Conseil Théologique Musulman de France (CTMF)
Communiqué du CTMF au sujet du sacrifice de l’Aïd el Adha pour l’an 1439h/2018

Au Nom d’Allah le Clément et Miséricordieux,

Suite à la décision de certains organismes et associations de contrôle de l’abattage rituel de l’Aïd el Adha de ne pas assurer cette mission de contrôle cette année 2018, au motif que les bêtes proposées cette année ne rempliraient pas le critère légal de l’âge minimal pour une bête destinée à l’abattage rituel de l’Aïd el Adha, le Conseil Théologique Musulman de France précise ce qui suit :

La bête du sacrifice rituel (Al OUDHYA) est ce que l’on immole rituellement parmi les JAD’A (bête ayant 6 mois et plus) dans les ovins et les THANY (bêtes âgées de 2 ans et plus) pour le reste des bêtes.

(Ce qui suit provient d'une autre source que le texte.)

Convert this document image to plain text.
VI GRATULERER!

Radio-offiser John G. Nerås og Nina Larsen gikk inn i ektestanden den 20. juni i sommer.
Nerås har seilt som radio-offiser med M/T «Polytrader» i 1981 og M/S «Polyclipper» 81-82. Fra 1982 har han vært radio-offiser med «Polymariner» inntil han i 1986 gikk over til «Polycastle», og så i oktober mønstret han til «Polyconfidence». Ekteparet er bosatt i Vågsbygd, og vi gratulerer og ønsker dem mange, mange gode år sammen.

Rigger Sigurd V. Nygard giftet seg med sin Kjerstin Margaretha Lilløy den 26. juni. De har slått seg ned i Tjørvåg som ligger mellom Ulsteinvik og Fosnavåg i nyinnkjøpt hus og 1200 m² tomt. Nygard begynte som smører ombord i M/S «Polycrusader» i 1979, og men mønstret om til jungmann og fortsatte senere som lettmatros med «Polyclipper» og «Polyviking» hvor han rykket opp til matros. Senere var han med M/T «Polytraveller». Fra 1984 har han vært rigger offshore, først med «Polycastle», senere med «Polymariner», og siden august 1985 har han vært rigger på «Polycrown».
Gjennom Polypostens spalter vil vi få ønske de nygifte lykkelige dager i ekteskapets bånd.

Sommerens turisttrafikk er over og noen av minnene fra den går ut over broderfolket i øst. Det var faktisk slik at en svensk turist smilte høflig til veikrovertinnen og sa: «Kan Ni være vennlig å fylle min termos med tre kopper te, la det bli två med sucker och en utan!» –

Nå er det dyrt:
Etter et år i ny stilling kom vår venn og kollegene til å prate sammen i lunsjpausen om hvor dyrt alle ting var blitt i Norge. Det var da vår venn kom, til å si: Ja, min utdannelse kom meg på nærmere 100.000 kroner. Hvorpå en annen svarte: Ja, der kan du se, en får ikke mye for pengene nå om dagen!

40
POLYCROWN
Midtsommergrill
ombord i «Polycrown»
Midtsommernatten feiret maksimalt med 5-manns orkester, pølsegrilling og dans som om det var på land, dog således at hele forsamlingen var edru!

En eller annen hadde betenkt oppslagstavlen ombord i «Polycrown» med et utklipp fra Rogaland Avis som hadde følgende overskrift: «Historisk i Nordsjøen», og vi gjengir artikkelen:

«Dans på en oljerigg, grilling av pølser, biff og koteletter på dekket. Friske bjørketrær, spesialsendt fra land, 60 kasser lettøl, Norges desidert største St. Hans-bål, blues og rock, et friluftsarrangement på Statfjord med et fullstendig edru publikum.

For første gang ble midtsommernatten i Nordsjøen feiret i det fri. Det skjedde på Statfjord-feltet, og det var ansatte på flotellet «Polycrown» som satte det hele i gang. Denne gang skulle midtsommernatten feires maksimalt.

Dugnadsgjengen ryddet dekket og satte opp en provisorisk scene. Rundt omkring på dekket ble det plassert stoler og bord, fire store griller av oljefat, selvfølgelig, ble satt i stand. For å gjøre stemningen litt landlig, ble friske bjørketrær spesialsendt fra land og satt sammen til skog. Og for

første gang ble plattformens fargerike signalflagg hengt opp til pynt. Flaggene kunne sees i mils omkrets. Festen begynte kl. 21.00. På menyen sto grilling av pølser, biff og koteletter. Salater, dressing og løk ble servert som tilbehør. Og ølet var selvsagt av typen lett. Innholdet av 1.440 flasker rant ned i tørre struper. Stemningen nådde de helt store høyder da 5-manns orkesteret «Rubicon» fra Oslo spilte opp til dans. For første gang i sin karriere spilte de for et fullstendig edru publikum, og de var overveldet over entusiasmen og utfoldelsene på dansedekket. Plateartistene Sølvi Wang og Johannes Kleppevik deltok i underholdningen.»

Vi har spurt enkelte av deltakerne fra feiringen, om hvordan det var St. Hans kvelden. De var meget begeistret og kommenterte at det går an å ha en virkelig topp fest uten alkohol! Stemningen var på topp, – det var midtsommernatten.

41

Ce sacrifice est une SUNNA obligatoire chez la majorité des juristes, confirmée par les Textes coraniques et prophétiques. Ainsi Dieu dit:

« Nous avons désignés les chameaux (et les vaches) biens portants pour certains rites établis par Allah. Il y a en eux pour vous un bien. Evoquez donc sur eux le nom d’Allah (au moment de l’immolation) …Ni leurs chairs ni leurs sangs n’atteindront Allah, mais ce qui l’atteint de votre part c’est la piété. » S.22 – V.6.

« Accomplis la prière pour ton Seigneur et sacrifie » S 108 – V.2.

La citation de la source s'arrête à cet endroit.